Gün Tank’s debut novel “The Optimists”. Review – culture

Armando Rodrigues de Sá arrived at Cologne train station in 1964. He went down in German history as the millionth “guest worker”. On that day he was given a moped and quickly forgotten. He died of cancer in his home village in Portugal without anyone telling him that he could have applied for sick pay in Germany and perhaps received better treatment. A significant story for dealing with the labor migrants of the post-war period.

Even more forgotten than this man is the two-millionth “guest worker” who received a portable television, at least that’s what Gün Tank says, continuing the irony of the “mobile” welcome gifts. Her literary debut “The Optimists. A Novel of Our Mothers” supplements what has hitherto not been forthcoming in the narrative of Germany’s economic upswing: the book is about women who came to Germany as migrant workers from Turkey, Spain, Portugal, Morocco and Italy to feed her family who stayed behind at home.

Men and German women are about as important in Tank’s novel as the more than 706,000 women workers who came to Germany between 1960 and 1973 are in German history. So not particularly important. A brief look at Tank’s marginal figures is worthwhile, however, because one learns that not only does German history have its blind spots, but also that the one-dimensional idea of ​​emancipation as a linear development from “unfree” via step-by-step liberation to permanent equality is limited view is owed.

They fight for fair pay, more dignified housing and German lessons

The character Nour, a Kurd who grew up in Istanbul, has intellectual discussions with her father about belief and non-belief. He explains women’s sexual self-determination, which then sounds like this: If she doesn’t enjoy it, it’s up to the man, who even more has to learn – not exactly the image that the West has of Islamic fathers and daughters. Although this picture needs an update anyway, just like the book “Let’s Talk About Sex, Habibi” by Mohamed Amjahid.
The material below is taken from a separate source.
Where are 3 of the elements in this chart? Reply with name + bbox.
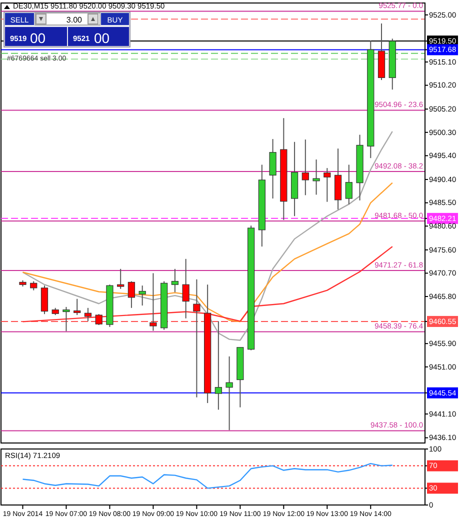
- annotation: 00: [30, 30, 46, 46]
- annotation: 3.00: [66, 16, 83, 24]
- annotation: 00: [94, 30, 110, 46]
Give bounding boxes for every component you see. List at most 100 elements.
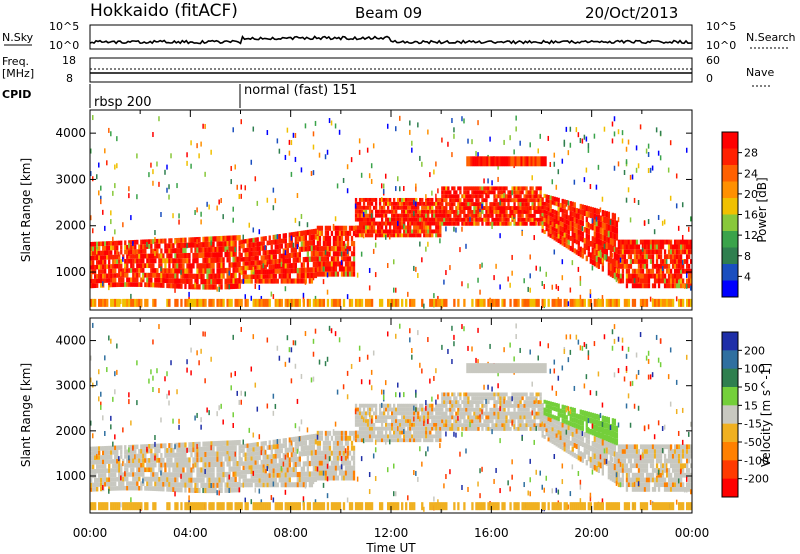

The fact that the women in the Upper Palatinate wore headscarves while Nour, who arrived there in 1972, wore miniskirts that she had sewn herself, brought simple distinctions to collapse once and for all. Emancipation, it seems, is developing rather like a tide, depending on the tug-of-war of liberal and conservative forces. And the question is how well you can judge this ups and downs by just looking at clothes superficially. The clothing may be an indication, as Tank’s story goes on to show: while the husband of Nour’s only German friend Birgit handed in the notice of termination at the porcelain factory on her behalf and “takes on her household responsibilities” because she no longer “carries out her family obligations”. neglect, Nour leads the self-confident “guest workers” on their first strike. There will be many more to come and that’s what Tank’s book is really about.

Tank, who has been involved with the issue as moderator and co-curator of an exhibition about migrant women workers, has spoken to many of the first generation. Their stories flow together in an exemplary manner in the story of Nour, about whose life Tank reports in two narrative strands: looking back at her eldest daughter Gabriele Su and from the point of view of 22-year-old Nour, who is traveling in Istanbul, in a figurative sense a political one. Inspired by a young porcelain maker, i.e. a worker in the porcelain factory, from the 1920s, she is committed to fair pay, more dignified housing and German lessons for immigrants. At her side: Mercedes and Tülay, her roommates at the time. In the course of history, Tülay also becomes a comrade in the true sense of the word, who reads Marx and represents female workers. From the first strike in the porcelain factory, the story moves from strike to strike almost as quickly as work on an assembly line: piecework. The high point is a strike in Neuss, which actually happened.

Gün Tank: The optimists. Romance of our mothers. S. Fischer, Frankfurt am Main 2022. 207 pages, 22 euros.

(Photo: S. Fischer (SZ))

Without ever being properly mentioned in later gender pay gap discussions, female migrant workers in Germany achieved the abolition of the so-called low-wage group during the “wildcat strikes” in 1973. Women, regardless of whether they were German or newcomers, generally received 40 percent less than men for the same work because they considered it an extra income, despite the fact that many of them supported whole families.

For all the harshness of the reality she tells, Tank’s tone remains cheerful. Nour and her daughter Su live up to the title of the book in their attitude. Actually everyone else too. They are surrounded by good people, lovely men with bushy eyebrows and funny twinkling eyes, but especially by good friends with whom they share their lives.

It starts with the urine samples for pregnancy tests when they enter Germany, and continues with shared beds, apartments, jobs, worries and their political commitment. The girlfriends replace husbands and distant relatives. Every low point is overcome, Nour’s life rushes by and the narrow debut is already finished. One would like and should hear more stories like this, hopefully the author will write them soon.